People in our communities have begun to publicly gather in protest of state stay-at-home orders over the last week. Many of them believe the economic harm the shutdowns are causing is more destructive than the coronavirus.Most of us have not had personal experiences with the disease, because the shutdowns slowed its spread to a creep before it could overwhelm rural areas like ours as it has New York City. Our invisible enemy is even harder to believe in when we’re safe at home in an area with few officially documented cases.
Inland 360’s motto is “Where you go for what you do.” Now what we do is stay home. In this week’s edition, we go to the front lines with Lewiston nurse Marybella Cole to see why. Cole shares her experiences from her first week working at a COVID-19 innundated hospital in the New York City borough of Queens. She’s one of hundreds of nurses to answer New York’s call for help in caring for thousands of infected patients.
People are saying: Idaho isn’t New York. We have more open spaces and fewer people. We shouldn’t have the same restrictions.
We also have fewer resources in terms of medical staff and equipment. A large outbreak of this disease could easily overwhelm our medical community. Cole’s story shows what life could look like here if social distancing measures were lifted too abruptly or without careful thought and flexibility. It wasn’t an easy story to write, and it isn’t a lighthearted story to read, but the stakes are great.
Elsewhere in this week’s issue: While small businesses are suffering, nonprofits are hurting too.

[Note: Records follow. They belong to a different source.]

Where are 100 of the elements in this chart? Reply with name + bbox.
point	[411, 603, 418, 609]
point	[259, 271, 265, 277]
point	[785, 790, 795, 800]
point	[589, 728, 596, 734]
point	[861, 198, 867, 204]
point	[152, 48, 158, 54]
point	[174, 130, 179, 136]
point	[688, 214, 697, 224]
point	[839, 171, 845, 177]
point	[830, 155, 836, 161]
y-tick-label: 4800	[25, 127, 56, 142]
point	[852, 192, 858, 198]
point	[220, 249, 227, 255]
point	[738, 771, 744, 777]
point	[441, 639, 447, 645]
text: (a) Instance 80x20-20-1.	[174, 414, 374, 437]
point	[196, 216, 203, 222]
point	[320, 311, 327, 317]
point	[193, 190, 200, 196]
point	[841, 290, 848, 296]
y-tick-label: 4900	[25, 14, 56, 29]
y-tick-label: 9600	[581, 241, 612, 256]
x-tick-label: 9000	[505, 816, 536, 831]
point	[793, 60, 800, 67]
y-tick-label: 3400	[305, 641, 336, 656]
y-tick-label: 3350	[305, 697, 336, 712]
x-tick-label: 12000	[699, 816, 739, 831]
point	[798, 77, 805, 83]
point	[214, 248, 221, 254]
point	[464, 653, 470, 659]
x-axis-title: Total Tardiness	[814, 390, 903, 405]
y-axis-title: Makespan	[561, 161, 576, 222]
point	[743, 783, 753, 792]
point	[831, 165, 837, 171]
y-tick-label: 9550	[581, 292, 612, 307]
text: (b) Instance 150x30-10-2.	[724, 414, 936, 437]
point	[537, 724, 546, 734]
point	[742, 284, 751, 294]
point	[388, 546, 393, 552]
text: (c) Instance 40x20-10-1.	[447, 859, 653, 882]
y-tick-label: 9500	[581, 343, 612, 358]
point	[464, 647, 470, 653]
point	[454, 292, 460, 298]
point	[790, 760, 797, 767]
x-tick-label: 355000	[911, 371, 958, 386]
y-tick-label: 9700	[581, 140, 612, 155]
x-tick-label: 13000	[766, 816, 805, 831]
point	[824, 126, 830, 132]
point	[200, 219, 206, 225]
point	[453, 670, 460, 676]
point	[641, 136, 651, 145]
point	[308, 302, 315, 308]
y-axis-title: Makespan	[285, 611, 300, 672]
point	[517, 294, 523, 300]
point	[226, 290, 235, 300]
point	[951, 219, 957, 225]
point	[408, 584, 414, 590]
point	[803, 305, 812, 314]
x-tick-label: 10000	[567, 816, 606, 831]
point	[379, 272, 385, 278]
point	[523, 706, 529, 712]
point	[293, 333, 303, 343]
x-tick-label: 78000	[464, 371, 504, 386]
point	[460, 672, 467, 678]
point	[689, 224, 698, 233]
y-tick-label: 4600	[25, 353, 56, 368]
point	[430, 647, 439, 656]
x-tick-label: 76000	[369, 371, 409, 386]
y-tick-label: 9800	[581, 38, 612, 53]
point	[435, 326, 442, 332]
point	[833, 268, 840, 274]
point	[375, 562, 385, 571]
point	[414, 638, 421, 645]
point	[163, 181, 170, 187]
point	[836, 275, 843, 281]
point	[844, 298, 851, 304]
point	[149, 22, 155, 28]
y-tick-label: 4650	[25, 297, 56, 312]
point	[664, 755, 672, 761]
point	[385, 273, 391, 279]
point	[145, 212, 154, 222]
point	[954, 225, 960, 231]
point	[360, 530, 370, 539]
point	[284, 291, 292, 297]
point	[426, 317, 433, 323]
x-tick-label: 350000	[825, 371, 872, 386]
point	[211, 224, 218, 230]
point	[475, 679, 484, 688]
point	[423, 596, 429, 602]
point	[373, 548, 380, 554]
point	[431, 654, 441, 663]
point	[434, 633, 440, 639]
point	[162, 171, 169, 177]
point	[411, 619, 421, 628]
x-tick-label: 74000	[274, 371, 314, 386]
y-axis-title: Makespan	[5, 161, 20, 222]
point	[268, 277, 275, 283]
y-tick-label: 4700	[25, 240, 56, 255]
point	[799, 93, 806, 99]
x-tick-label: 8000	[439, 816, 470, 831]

The Idaho Gives campaign offers them a way to generate funds this spring.
Usually this weekend is filled with fun things to do in the Lewiston-Clarkston Valley, with big events like the Seaport River Run and Art Under the Elms. Dogwood Festival organizers suggest people to get back to the festival’s roots and enjoy the dogwood trees people have planted over the last 30 years. Find a map for walking, biking or driving tours here.
While stuck at home, people are realizing the value of quality entertainment and art and the Kenworthy Performing Arts Centre is finding ways to fill the need.